As the new school year approaches, Will Hutchison reports for KSWO, teachers in the Elgin Public Schools "are having to spend hundreds of dollars of their own money just to make their classrooms operational."
Here's hoping KSWO or some other media outlet will do a follow-up story asking the question: Why can't Elgin afford school supplies? Consider:
- According to data compiled from the Oklahoma Cost Accounting System and provided on the website of the Oklahoma State Department of Education, total education spending in Elgin (even when adjusted for inflation) is nearly double what it was a decade ago. (Elgin's total education spending was $11,471,638 in 2006. It was $21,817,564 in 2016.)
- Yes, student enrollment increased between 2006 and 2016. But even on a per-student basis (again, adjusted for inflation), Elgin's spending was substantially higher in 2016 ($9,677 per student) than it was in 2006 ($8,310 per student).
- In the spending category called "Supplies," which includes "Classroom and/or Office Supplies," spending rose from $1,852,404 in 2006 to $2,534,502 in 2016.
Given these facts, why are some teachers having to spend hundreds of dollars of their own money on classroom supplies? I don't know the answer, but here's hoping some curious journalist will explore the matter with school board members and administrators.

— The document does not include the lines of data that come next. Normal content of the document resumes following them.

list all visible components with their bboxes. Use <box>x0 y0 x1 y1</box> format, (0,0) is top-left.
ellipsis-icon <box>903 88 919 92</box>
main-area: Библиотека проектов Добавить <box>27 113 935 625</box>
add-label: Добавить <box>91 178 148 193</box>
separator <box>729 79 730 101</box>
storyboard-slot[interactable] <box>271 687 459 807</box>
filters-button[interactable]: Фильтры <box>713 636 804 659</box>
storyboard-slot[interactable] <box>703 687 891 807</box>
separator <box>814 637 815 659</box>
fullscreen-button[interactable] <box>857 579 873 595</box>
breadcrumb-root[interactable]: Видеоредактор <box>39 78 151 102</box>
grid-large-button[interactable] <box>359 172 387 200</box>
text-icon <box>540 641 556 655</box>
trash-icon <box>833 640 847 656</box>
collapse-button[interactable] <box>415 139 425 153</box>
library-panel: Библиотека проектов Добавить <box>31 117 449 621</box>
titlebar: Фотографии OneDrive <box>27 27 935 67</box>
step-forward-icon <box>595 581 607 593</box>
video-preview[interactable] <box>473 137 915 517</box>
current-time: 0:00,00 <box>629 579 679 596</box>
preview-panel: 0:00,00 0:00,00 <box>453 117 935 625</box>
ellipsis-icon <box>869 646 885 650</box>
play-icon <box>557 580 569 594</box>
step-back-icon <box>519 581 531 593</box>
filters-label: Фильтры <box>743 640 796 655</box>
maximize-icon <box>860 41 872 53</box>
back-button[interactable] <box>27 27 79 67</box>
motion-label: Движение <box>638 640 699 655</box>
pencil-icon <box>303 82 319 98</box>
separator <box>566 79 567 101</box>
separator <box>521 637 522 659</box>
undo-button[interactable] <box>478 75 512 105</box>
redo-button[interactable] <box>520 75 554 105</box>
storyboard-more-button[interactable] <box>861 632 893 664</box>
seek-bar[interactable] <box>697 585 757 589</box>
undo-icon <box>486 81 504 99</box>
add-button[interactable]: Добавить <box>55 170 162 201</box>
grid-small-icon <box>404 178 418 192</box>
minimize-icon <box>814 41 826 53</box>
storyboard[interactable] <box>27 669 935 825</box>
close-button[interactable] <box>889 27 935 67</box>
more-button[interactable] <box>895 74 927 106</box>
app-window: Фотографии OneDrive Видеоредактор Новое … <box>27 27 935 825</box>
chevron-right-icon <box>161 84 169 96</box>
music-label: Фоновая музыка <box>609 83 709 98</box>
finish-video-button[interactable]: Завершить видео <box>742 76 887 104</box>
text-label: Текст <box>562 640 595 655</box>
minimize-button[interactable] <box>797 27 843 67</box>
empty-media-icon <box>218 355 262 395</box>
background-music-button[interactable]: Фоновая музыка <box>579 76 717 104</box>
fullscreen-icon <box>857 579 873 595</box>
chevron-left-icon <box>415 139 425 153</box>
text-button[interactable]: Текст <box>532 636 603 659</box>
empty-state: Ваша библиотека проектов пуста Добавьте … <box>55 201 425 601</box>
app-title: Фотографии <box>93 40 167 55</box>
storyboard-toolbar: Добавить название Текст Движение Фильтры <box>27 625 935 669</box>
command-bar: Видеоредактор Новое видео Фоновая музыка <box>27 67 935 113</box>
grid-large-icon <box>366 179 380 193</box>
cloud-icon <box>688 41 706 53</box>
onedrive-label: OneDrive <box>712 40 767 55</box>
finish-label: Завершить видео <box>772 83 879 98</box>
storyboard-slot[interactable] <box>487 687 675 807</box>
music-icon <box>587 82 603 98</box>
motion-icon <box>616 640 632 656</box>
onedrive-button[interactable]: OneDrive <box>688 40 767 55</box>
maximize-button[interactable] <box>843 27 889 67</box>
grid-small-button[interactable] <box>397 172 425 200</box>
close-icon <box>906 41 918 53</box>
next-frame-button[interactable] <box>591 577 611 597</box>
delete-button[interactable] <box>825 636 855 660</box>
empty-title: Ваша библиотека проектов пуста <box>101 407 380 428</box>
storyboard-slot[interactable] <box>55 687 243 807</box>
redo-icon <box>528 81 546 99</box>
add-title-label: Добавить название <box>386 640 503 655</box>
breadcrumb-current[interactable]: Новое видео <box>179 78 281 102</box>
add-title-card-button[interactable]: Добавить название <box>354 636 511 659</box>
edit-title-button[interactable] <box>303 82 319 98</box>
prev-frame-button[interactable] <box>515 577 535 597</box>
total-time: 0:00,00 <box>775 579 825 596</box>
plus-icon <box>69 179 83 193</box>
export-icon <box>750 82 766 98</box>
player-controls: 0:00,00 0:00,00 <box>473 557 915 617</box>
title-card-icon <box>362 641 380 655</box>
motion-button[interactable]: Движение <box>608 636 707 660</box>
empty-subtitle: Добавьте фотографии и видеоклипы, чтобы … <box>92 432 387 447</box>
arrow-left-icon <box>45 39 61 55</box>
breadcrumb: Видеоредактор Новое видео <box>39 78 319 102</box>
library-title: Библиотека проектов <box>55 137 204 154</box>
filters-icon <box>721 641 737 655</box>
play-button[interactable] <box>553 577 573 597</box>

Have school officials rolled up their sleeves and gone over the budget line by line? For example, have they privatized all non-teaching personnel? (The Bartlesville school board recently voted to outsource the schools’ janitorial services, a move the district CFO says will save $300,000 annually.) Have they taken a close look at the athletic budget? Have they considered renegotiating the contracts of underperforming teachers? (The average student in Elgin is performing better in math than 42 percent of students in other developed economies; surely Elgin parents demand better than that.)
If classroom supplies truly are a priority, then school officials—with nearly $22 million at their disposal—need to find a way to buy classroom supplies. Yes, it may require some difficult decisions, but setting priorities is the sort of thing the Elgin superintendent is paid $114,652 annually to do.